Preparing for my first solo flute performance: notes on perfectionism and high standards

A month ago I reported on getting a new flute that was more ergonomic for me.

I am definitely enjoying the new flute. In particular, as I’ve been practicing an Allegro movement of a solo flute sonata, the fast passages involving a G# are painful and awkward on my old flute that has an inline G instead of an offset G. The offset G eases the reach for my short ring and pinkie fingers. As you can see from the photo, my left pinkie finger in particular is so short that even with the offset G it is almost completely straight! (And this is with my proper placement of the flute somewhat down and forward from the body to minimize the twist of the entire left hand.)

Franklin's left hand on flute with offset G

(The split E also helps a lot right now, giving me a clean E much more easily than my old flute, but this has nothing to do with ergonomics.)

First solo flute performance

The big news is that I’m preparing to perform solo on flute on Sunday for the first time in my life. This after having really played flute only for half a year. Yes, I’m nervous, of course. But I volunteered to do this. Why?

I’m preparing this sonata movement for an informal music recital I’ll be part of on Sunday. It will be the my first time playing a solo piece on flute in someone else’s presence!

Rejecting perfectionism: getting the ego out of the way

I’ve only really been playing flute for half a year, so I’m not able to play this piece with all the qualities I want from what I hear in my head. I expect that by next year I should be able to play it much more like what I hear in my head.

In the past I would have hesitated to play something before I was “ready”, because I suffered from perfectionism, but I’ve adopted a new philosophy of life in the past year, in which I’ve decided to actually make and show myself publicly, “failing” if necessary in order to demand progress and improvement of myself. In the past, I would hole up and “secretly” work on something in hope of emerging publicly as though I were a fully-formed genius. It’s funny thinking about how fragile my ego used to be.

I felt the urge to play this piece now because this piece really moves me and I have not heard a recording of it that fully captures what I experience in my mind as I live the music myself, and I judge that I can express, however imperfectly, a great deal of the spirit of the music, and hope to share my interpretation, work in progress as it is, right now.

I have learned in the past couple of months that when I play music, if I play it with true feeling, then people can sense that and enjoy it, overlooking technical flaws I still have. This encourages me, because I play not only for my own pleasure but for others.

Rejecting disrespect: refusing to play what I don’t understand yet

I’m only playing the second movement of this sonata because of difficulty and time constraints. The third movement is harder. The first movement is slow and theoretically should be “easy”, but actually, I find it problematic.

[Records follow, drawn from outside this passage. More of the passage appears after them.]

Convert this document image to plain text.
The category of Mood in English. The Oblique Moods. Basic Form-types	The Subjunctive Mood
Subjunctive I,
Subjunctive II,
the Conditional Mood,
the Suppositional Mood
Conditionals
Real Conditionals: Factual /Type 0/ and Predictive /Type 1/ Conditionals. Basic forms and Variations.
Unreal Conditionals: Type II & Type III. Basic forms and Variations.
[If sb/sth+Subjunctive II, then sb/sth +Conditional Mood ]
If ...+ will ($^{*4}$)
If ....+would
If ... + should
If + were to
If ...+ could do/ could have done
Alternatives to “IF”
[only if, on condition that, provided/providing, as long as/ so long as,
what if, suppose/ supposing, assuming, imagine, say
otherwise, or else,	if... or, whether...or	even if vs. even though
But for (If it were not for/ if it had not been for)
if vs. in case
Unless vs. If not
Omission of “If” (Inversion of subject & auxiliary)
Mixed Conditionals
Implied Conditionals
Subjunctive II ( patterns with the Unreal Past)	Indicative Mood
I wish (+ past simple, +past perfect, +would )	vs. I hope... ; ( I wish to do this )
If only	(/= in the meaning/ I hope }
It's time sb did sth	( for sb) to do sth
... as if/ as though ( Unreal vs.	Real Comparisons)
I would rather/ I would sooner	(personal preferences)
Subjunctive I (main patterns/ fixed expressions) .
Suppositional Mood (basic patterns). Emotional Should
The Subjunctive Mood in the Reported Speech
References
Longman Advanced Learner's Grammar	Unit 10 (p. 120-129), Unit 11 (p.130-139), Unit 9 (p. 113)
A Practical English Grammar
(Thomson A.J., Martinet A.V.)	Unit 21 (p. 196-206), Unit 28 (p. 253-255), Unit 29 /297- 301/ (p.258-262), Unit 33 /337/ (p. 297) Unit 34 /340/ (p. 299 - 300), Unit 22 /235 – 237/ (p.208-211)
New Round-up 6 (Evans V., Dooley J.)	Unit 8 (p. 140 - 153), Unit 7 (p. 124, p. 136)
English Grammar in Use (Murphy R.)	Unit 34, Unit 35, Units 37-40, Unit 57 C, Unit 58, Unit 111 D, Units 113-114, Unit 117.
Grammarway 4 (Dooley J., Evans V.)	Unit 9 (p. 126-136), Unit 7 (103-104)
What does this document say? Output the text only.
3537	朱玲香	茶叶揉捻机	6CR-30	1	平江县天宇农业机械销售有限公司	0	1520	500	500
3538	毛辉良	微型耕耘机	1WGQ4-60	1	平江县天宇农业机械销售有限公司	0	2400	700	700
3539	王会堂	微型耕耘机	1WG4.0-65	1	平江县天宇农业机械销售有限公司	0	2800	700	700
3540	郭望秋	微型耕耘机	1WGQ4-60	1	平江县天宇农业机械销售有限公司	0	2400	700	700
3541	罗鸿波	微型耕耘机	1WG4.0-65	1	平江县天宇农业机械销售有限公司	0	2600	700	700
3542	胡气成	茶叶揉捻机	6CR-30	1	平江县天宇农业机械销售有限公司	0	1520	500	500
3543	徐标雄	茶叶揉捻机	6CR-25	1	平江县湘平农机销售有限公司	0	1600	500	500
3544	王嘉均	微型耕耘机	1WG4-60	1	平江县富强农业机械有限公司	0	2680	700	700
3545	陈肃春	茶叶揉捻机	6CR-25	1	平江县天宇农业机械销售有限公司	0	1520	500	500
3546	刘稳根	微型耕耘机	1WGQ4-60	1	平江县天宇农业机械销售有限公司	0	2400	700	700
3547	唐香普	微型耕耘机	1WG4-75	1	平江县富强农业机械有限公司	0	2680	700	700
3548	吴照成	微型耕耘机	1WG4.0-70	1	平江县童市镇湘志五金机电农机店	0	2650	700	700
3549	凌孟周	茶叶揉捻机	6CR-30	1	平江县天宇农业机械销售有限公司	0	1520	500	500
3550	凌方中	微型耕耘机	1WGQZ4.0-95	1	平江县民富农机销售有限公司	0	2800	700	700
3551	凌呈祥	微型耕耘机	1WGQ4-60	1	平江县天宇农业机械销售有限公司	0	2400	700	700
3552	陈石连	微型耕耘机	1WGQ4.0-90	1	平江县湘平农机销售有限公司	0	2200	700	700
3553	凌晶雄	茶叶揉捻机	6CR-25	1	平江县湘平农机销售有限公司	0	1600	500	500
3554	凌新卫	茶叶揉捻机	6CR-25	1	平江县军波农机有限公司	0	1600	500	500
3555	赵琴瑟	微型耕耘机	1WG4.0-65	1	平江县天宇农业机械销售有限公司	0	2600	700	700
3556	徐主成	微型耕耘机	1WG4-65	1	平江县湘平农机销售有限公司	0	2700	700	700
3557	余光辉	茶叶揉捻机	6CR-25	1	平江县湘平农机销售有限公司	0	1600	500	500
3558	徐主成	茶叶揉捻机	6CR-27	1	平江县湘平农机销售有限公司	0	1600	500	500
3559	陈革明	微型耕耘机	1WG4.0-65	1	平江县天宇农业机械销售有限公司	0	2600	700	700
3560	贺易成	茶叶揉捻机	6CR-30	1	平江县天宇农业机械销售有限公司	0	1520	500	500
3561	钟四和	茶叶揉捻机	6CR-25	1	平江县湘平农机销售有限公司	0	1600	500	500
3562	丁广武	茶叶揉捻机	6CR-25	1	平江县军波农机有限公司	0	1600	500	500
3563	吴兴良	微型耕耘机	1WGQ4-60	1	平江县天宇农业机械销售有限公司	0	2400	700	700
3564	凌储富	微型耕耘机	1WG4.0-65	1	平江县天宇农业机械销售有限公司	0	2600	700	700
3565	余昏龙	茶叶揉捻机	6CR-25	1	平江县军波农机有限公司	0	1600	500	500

I still don’t fully “understand” that music. I have listened to recordings of it and they don’t completely “speak” to me. Until I successfully parse and understand this first movement, I’m not willing to play it, because if I don’t get it, how can I play in such a way that someone else gets it? What would be the point?

I distinguish this reluctance from perfectionism. There’s a difference between showing something that is imperfect but has some value and showing something that I don’t sufficiently understand myself.

The negation of perfectionism isn’t just casual sloppiness; it is having high standards but also being realistic. And that depends on context.

In my current situation, I am playing informally for friends and family, not for a general public, so I am willing to go out there without being as polished as I would for a sizable public. But even then, I must respect my friends and family, and not present something that is of net negative rather than positive value for them.

Prior experience

I have, of course, built up to my plan to play a piece for flute solo for the first time. Unfortunately, I have not yet written up for this blog yet all the various experiences in the past months that have served as “preparation”. Some of them have had to do with performing music with other people on other instruments. Some important ones involved my first solos in my life on any instrument at all. But this one coming up will be the hardest piece I will have played for other people, on the instrument that I am least proficient at. So the pressure is still there.